TV advertising

November 22, 2010

TV adverts can be annoying or amusing. I find most of them annoying and the adverts on the English commercial channels such as ITV, Channel 4, CBS Reality, Fiver etc. are apparently increasingly geared to an audience of an IQ which is the equivalent of the plant next to my TV. Moving stick figures, repetition, words of no more than one syllable appear to reflect the low standard of education in England. Either that or they are geared to the hundreds of thousands of immigrants who cannot speak much English.

There are however several outstandingly good adverts which I always enjoy(ed). At the very top of my list was the superb 25th Anniversary Virgin Atlantic advert with the intro to Frankie Goes To Hollywood’s song “Relax” as background music. There is no speech at all in the advert – just images of an airline captain and his crew walking through an airport and the reactions of people around them. A superb ad (can be seen on youtube) which proves that you don’t need stupid, semi-literate blabla to put your point across.

Another is the meerkat series of adverts from comparethemeerkat.com – actually comparethemarket.com  – the meerkat website actually exists. Rudi and I love the antics that the meerkat (and his ancestors) have got up to.

A new series of adverts for beer shows my old mate Lemmy of Motorhead singing part of  “Ace of Spades” in a café but much slower than the original version. The message is “take it slow”. I rather like that version of the song.

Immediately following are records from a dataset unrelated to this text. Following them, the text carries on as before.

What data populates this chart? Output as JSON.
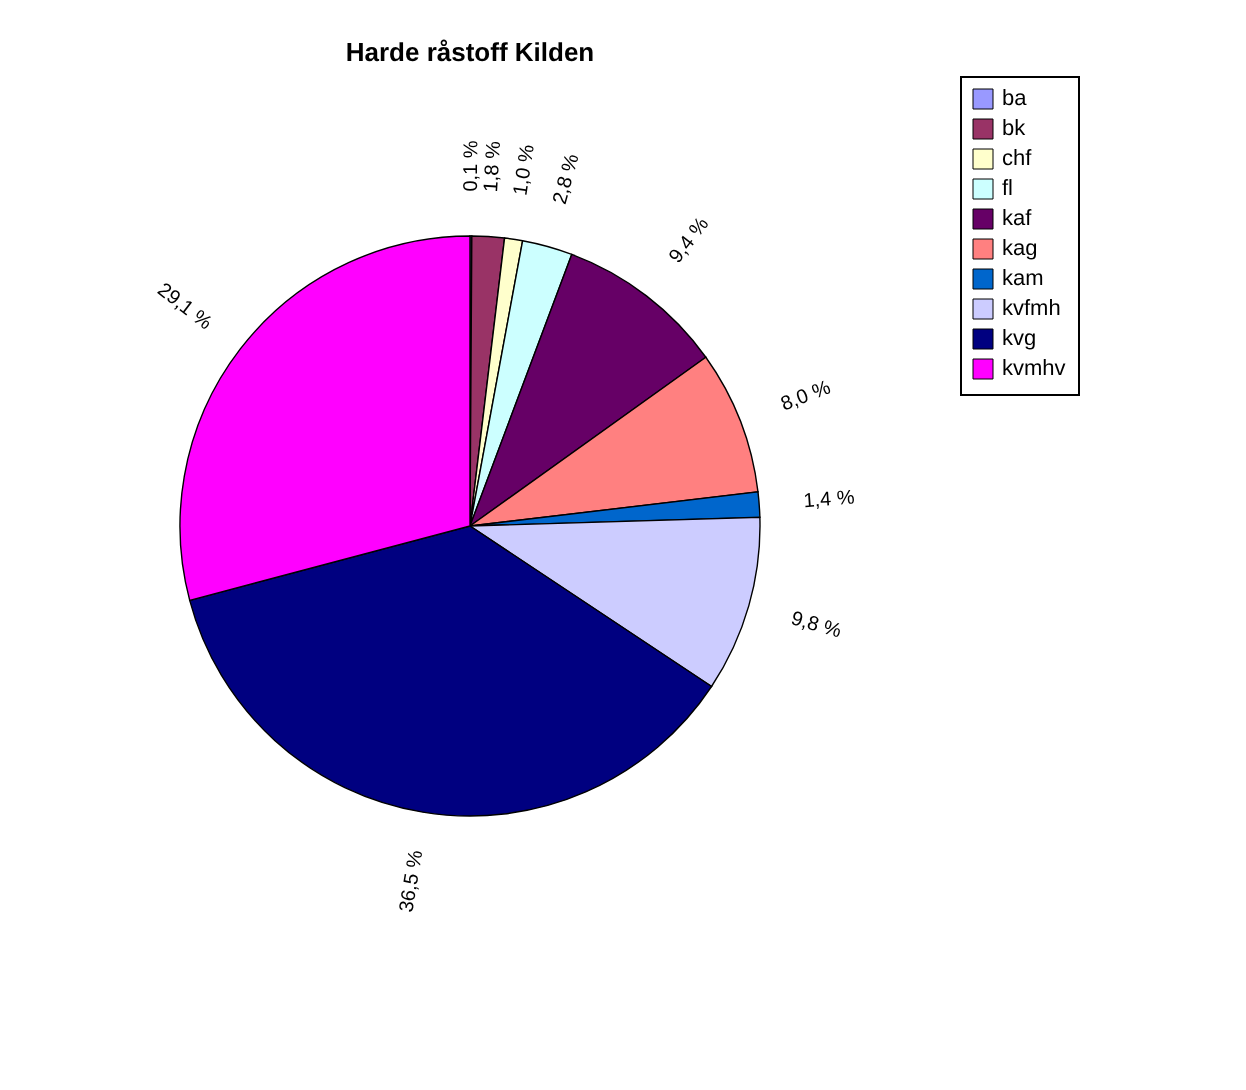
{
  "chart_data": {
    "type": "pie",
    "title": "Harde råstoff Kilden",
    "categories": [
      "ba",
      "bk",
      "chf",
      "fl",
      "kaf",
      "kag",
      "kam",
      "kvfmh",
      "kvg",
      "kvmhv"
    ],
    "values": [
      0.1,
      1.8,
      1.0,
      2.8,
      9.4,
      8.0,
      1.4,
      9.8,
      36.5,
      29.1
    ],
    "value_labels": [
      "0,1 %",
      "1,8 %",
      "1,0 %",
      "2,8 %",
      "9,4 %",
      "8,0 %",
      "1,4 %",
      "9,8 %",
      "36,5 %",
      "29,1 %"
    ],
    "colors": [
      "#9999ff",
      "#993366",
      "#ffffcc",
      "#ccffff",
      "#660066",
      "#ff8080",
      "#0066cc",
      "#ccccff",
      "#000080",
      "#ff00ff"
    ],
    "legend": "right"
  }
}
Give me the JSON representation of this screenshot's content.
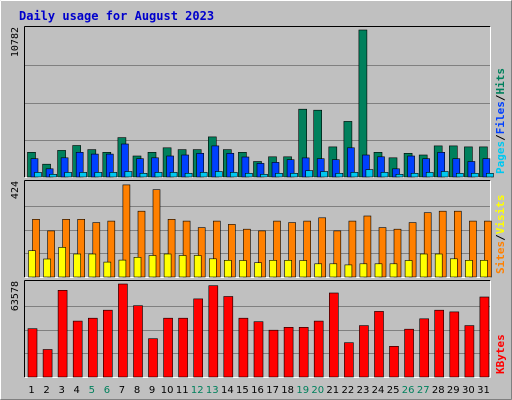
{
  "title": "Daily usage for August 2023",
  "colors": {
    "hits": "#00805c",
    "files": "#0040ff",
    "pages": "#00c8f0",
    "visits": "#ffff00",
    "sites": "#ff8000",
    "kbytes": "#ff0000",
    "weekend_day": "#00805c",
    "weekday": "#000000"
  },
  "chart_data": [
    {
      "type": "bar",
      "panel": "hits-files-pages",
      "ymax_label": "10782",
      "ylim": [
        0,
        10782
      ],
      "legend": [
        "Pages",
        "Files",
        "Hits"
      ],
      "legend_separator": "/",
      "x": [
        1,
        2,
        3,
        4,
        5,
        6,
        7,
        8,
        9,
        10,
        11,
        12,
        13,
        14,
        15,
        16,
        17,
        18,
        19,
        20,
        21,
        22,
        23,
        24,
        25,
        26,
        27,
        28,
        29,
        30,
        31
      ],
      "weekend_days": [
        5,
        6,
        12,
        13,
        19,
        20,
        26,
        27
      ],
      "series": [
        {
          "name": "Hits",
          "color_key": "hits",
          "values": [
            1810,
            940,
            1950,
            2310,
            2010,
            1810,
            2890,
            1540,
            1810,
            2140,
            2010,
            2010,
            2940,
            2010,
            1810,
            1140,
            1480,
            1480,
            4970,
            4900,
            2210,
            4080,
            10782,
            1810,
            1410,
            1740,
            1610,
            2280,
            2280,
            2210,
            2210
          ]
        },
        {
          "name": "Files",
          "color_key": "files",
          "values": [
            1340,
            600,
            1410,
            1810,
            1680,
            1680,
            2420,
            1340,
            1410,
            1540,
            1610,
            1740,
            2280,
            1740,
            1470,
            1000,
            1070,
            1270,
            1400,
            1340,
            1270,
            2140,
            1610,
            1480,
            600,
            1540,
            1340,
            1810,
            1340,
            1140,
            1340
          ]
        },
        {
          "name": "Pages",
          "color_key": "pages",
          "values": [
            340,
            200,
            340,
            340,
            340,
            340,
            400,
            270,
            340,
            340,
            270,
            340,
            400,
            340,
            270,
            200,
            270,
            270,
            470,
            400,
            270,
            340,
            540,
            340,
            200,
            270,
            340,
            400,
            270,
            270,
            270
          ]
        }
      ]
    },
    {
      "type": "bar",
      "panel": "visits-sites",
      "ymax_label": "424",
      "ylim": [
        0,
        424
      ],
      "legend": [
        "Sites",
        "Visits"
      ],
      "legend_separator": "/",
      "x": [
        1,
        2,
        3,
        4,
        5,
        6,
        7,
        8,
        9,
        10,
        11,
        12,
        13,
        14,
        15,
        16,
        17,
        18,
        19,
        20,
        21,
        22,
        23,
        24,
        25,
        26,
        27,
        28,
        29,
        30,
        31
      ],
      "series": [
        {
          "name": "Visits",
          "color_key": "visits",
          "values": [
            120,
            82,
            135,
            105,
            105,
            68,
            77,
            90,
            98,
            105,
            98,
            98,
            83,
            76,
            75,
            65,
            76,
            76,
            75,
            60,
            60,
            55,
            60,
            60,
            60,
            75,
            105,
            105,
            83,
            76,
            76
          ]
        },
        {
          "name": "Sites",
          "color_key": "sites",
          "values": [
            263,
            210,
            263,
            263,
            248,
            255,
            420,
            300,
            398,
            263,
            255,
            225,
            255,
            240,
            218,
            210,
            255,
            248,
            255,
            270,
            210,
            255,
            278,
            225,
            218,
            248,
            293,
            300,
            300,
            255,
            255
          ]
        }
      ]
    },
    {
      "type": "bar",
      "panel": "kbytes",
      "ymax_label": "63578",
      "ylim": [
        0,
        63578
      ],
      "legend": [
        "KBytes"
      ],
      "x": [
        1,
        2,
        3,
        4,
        5,
        6,
        7,
        8,
        9,
        10,
        11,
        12,
        13,
        14,
        15,
        16,
        17,
        18,
        19,
        20,
        21,
        22,
        23,
        24,
        25,
        26,
        27,
        28,
        29,
        30,
        31
      ],
      "series": [
        {
          "name": "KBytes",
          "color_key": "kbytes",
          "values": [
            33000,
            18800,
            59250,
            38220,
            40170,
            45640,
            63578,
            48770,
            26150,
            40170,
            40170,
            53400,
            62400,
            55040,
            40170,
            37820,
            31990,
            33950,
            33950,
            38220,
            57400,
            23450,
            35130,
            44830,
            21000,
            32690,
            39790,
            45640,
            44480,
            35130,
            54680
          ]
        }
      ]
    }
  ]
}
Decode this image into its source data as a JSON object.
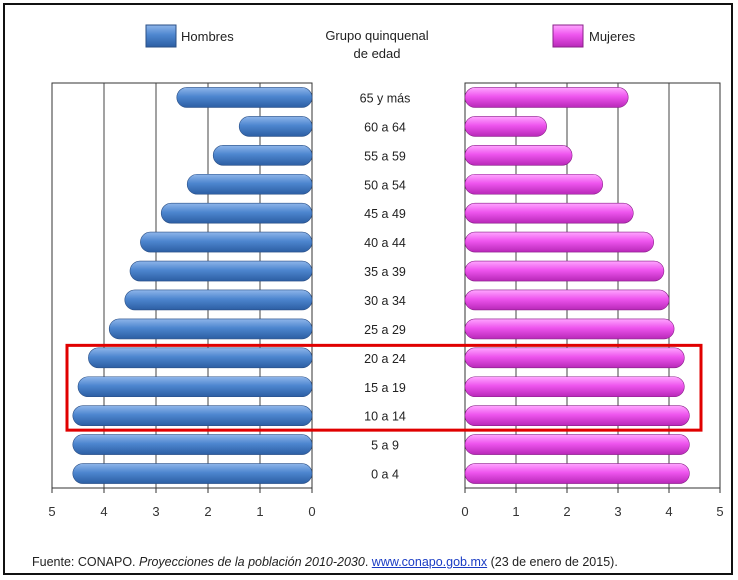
{
  "chart_data": {
    "type": "bar",
    "orientation": "horizontal-pyramid",
    "center_title_line1": "Grupo quinquenal",
    "center_title_line2": "de edad",
    "legend": {
      "left": "Hombres",
      "right": "Mujeres"
    },
    "colors": {
      "men": "#4d86cf",
      "women": "#ee55ee",
      "highlight": "#e00000"
    },
    "categories": [
      "65 y más",
      "60 a 64",
      "55 a 59",
      "50 a 54",
      "45 a 49",
      "40 a 44",
      "35 a 39",
      "30 a 34",
      "25 a 29",
      "20 a 24",
      "15 a 19",
      "10 a 14",
      "5 a 9",
      "0 a 4"
    ],
    "series": [
      {
        "name": "Hombres",
        "values": [
          2.6,
          1.4,
          1.9,
          2.4,
          2.9,
          3.3,
          3.5,
          3.6,
          3.9,
          4.3,
          4.5,
          4.6,
          4.6,
          4.6
        ]
      },
      {
        "name": "Mujeres",
        "values": [
          3.2,
          1.6,
          2.1,
          2.7,
          3.3,
          3.7,
          3.9,
          4.0,
          4.1,
          4.3,
          4.3,
          4.4,
          4.4,
          4.4
        ]
      }
    ],
    "xlim_left": [
      0,
      5
    ],
    "xlim_right": [
      0,
      5
    ],
    "left_ticks": [
      "5",
      "4",
      "3",
      "2",
      "1",
      "0"
    ],
    "right_ticks": [
      "0",
      "1",
      "2",
      "3",
      "4",
      "5"
    ],
    "highlighted_categories": [
      "20 a 24",
      "15 a 19",
      "10 a 14"
    ],
    "grid": true
  },
  "source": {
    "prefix": "Fuente: CONAPO. ",
    "title": "Proyecciones de la población 2010-2030",
    "separator": ". ",
    "link": "www.conapo.gob.mx",
    "suffix": " (23 de enero de 2015)."
  }
}
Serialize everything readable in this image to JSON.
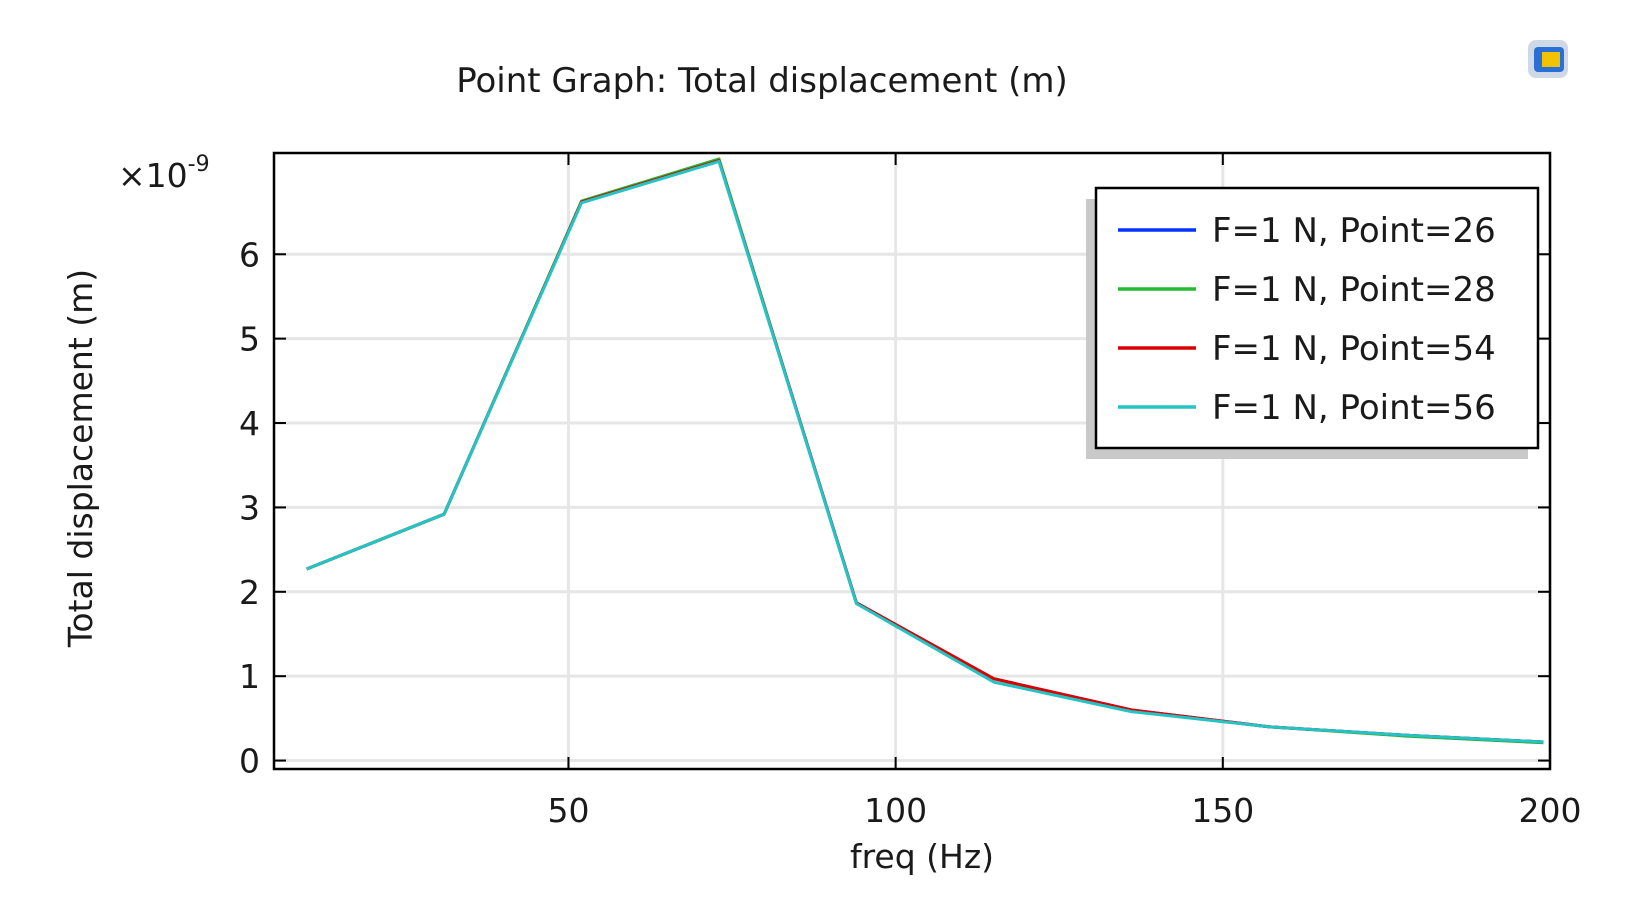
{
  "chart_data": {
    "type": "line",
    "title": "Point Graph: Total displacement (m)",
    "xlabel": "freq (Hz)",
    "ylabel": "Total displacement (m)",
    "y_multiplier": "×10",
    "y_multiplier_exponent": "-9",
    "xlim": [
      5,
      200
    ],
    "ylim": [
      -0.1,
      7.2
    ],
    "x_ticks": [
      50,
      100,
      150,
      200
    ],
    "x_tick_labels": [
      "50",
      "100",
      "150",
      "200"
    ],
    "y_ticks": [
      0,
      1,
      2,
      3,
      4,
      5,
      6
    ],
    "y_tick_labels": [
      "0",
      "1",
      "2",
      "3",
      "4",
      "5",
      "6"
    ],
    "grid": true,
    "legend_position": "top-right",
    "x": [
      10,
      31,
      52,
      73,
      94,
      115,
      136,
      157,
      178,
      199
    ],
    "series": [
      {
        "name": "F=1 N, Point=26",
        "color": "#0033ff",
        "values": [
          2.27,
          2.92,
          6.62,
          7.11,
          1.87,
          0.97,
          0.6,
          0.4,
          0.3,
          0.22
        ]
      },
      {
        "name": "F=1 N, Point=28",
        "color": "#22bb33",
        "values": [
          2.27,
          2.92,
          6.63,
          7.13,
          1.86,
          0.97,
          0.59,
          0.4,
          0.29,
          0.21
        ]
      },
      {
        "name": "F=1 N, Point=54",
        "color": "#dd0000",
        "values": [
          2.27,
          2.92,
          6.62,
          7.11,
          1.87,
          0.97,
          0.6,
          0.4,
          0.3,
          0.22
        ]
      },
      {
        "name": "F=1 N, Point=56",
        "color": "#22c4c4",
        "values": [
          2.27,
          2.92,
          6.61,
          7.1,
          1.86,
          0.93,
          0.58,
          0.4,
          0.3,
          0.22
        ]
      }
    ]
  }
}
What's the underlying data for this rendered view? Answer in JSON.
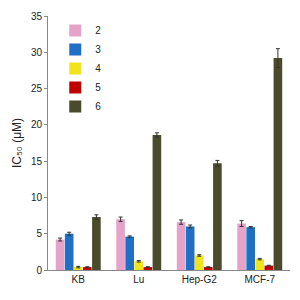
{
  "chart_data": {
    "type": "bar",
    "y_label": "IC₅₀ (μM)",
    "categories": [
      "KB",
      "Lu",
      "Hep-G2",
      "MCF-7"
    ],
    "series": [
      {
        "name": "2",
        "color": "#e6a3c8",
        "values": [
          4.2,
          7.0,
          6.6,
          6.4
        ],
        "errors": [
          0.2,
          0.3,
          0.3,
          0.4
        ]
      },
      {
        "name": "3",
        "color": "#1f6fc4",
        "values": [
          5.0,
          4.6,
          6.0,
          5.9
        ],
        "errors": [
          0.2,
          0.1,
          0.2,
          0.1
        ]
      },
      {
        "name": "4",
        "color": "#f2e41c",
        "values": [
          0.4,
          1.2,
          2.0,
          1.5
        ],
        "errors": [
          0.1,
          0.1,
          0.1,
          0.1
        ]
      },
      {
        "name": "5",
        "color": "#c00000",
        "values": [
          0.4,
          0.4,
          0.4,
          0.6
        ],
        "errors": [
          0.05,
          0.05,
          0.05,
          0.05
        ]
      },
      {
        "name": "6",
        "color": "#4a4a2c",
        "values": [
          7.3,
          18.6,
          14.7,
          29.2
        ],
        "errors": [
          0.3,
          0.3,
          0.4,
          1.3
        ]
      }
    ],
    "ylim": [
      0,
      35
    ],
    "yticks": [
      0,
      5,
      10,
      15,
      20,
      25,
      30,
      35
    ],
    "grid": false,
    "legend": "top-left"
  }
}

Some more of my favourites are the Aviva (insurance)  ads which feature Paul Whitehouse. I adore Paul Whitehouse, a brilliant comedian (loads of stuff by him on youtube) – he is a man of 1,000 faces. On the Aviva ads we’ve seen him as a 1960s hippy, an aging laptop user taking advantage of free wi-fi in a vegetarian café (Now, where can a chap get a bacon sandwich around here?”,  and a family man buying a house in Spain or Italy, a Plymouth Argyle football fan and as a Welsh Goth.

But alas, these well made, interesting or humourous adverts only account for about 1% of the ads which are forced upon us day in, day out – the rest are just annoying, time-wasting crap made for a low IQ public – or at least that is how these ad-makers appear to view the public.